Sebastien Adam über Robert Wyatt
über Robert Wyatts "Rock Bottom". Ein Album, das streckenweise so klingt, als sei es rückwärts eingespielt. Was es umso unwiderstehlicher macht.
I remember the first time I listened to Rock Bottom. I think it was in 1998, I was about twenty, and at this time I don’t think I knew a lot of things about Robert Wyatt and Soft Machine. Maybe had I just already read a few things about this record, just enough to stimulate my curiosity : I remember a french rock magazine publicating the ritual „top 10 albums all all time“ of his redactors, and one of them put this record… Not on the first position, or not only : in the second, in the third, etc…
The kind of stuff which can make you think a record is worth listening…
I also remembered I fastly developed a strange phenomenon of accoutumance with it ; I began to come back to it without really being aware of it, and to listen exclusively to this strange record. How could we explain that kind of things ? I think it began on the first listening of „Sea Song“ : This song has a kind of hypnotic effect, the melancholic and tortuous chord suite, the very special, very slow and aquatic mood of the song… and most of all, Robert Wyatt’s voice. A very high voice, so strange to hear for the first time…
There’s a song in Rock Bottom called „Little Red Riding Hood Hit The Road“, with a part of it which seemed to me, at those days, totally recorded in reversed mode : voice, drums, organ layers maybe, horns maybe… I thought it was simply the same tape put in reverse mode at 3’42, as Robert Wyatt sings „stop it… stop it… ti pots… ti pots“, (tea pots ?), we clearly understand it’s the same words in reverse mode, at the same time the drums reverse too. But today, as I hear this song again, I think it’s more complicated than this… And I don’t want to analyze it to discover precisely what REALLY happens in this song… What I hear is a really blurred sonor universe where reversed sounds and normal sounds naturally mix with each other, to create a kind of very particular dreamy mood. But we can say that the whole album is in that kind of mood, even if in a song like „alifie“ it’s darker, more oppressing and nearly nightmare-like.

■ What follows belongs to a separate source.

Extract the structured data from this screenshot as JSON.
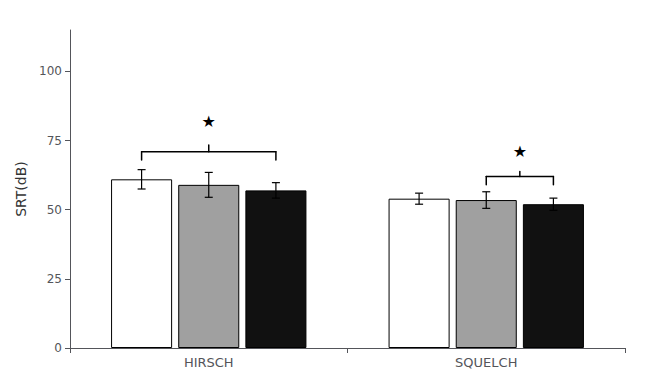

I knew something about this album when I was twenty : When he recorded it, in 1974, Robert Wyatt – who was a brilliant jazz-influenced drummer in Soft Machine, and in Matching Mole, the band he had just left – had just had a tragic accident which made him lose the use of his legs. That’s a reason why the songs of this album are not based on a real rock drum basis – which is uncommon for a record assimilated to progressive rock : in fact, the handicap probably forced him to think about his music in a different, more aerated way ; the sobriety of the rhythmical basis leaves more space to the songs, arrangements and melodies. This tragedy he lived, naturally, also influenced the mood of the album, a very particular mood indeed : There’s a kind of deep sadness in this record, but a very special, very hypnotic one, crossed with rays of light…
Sébastien Adam ist Frontmann der französischen Band The Bewitched Hands, die zuletzt ihr Album „Birds & Drums“ (Zomba) veröffentlichte.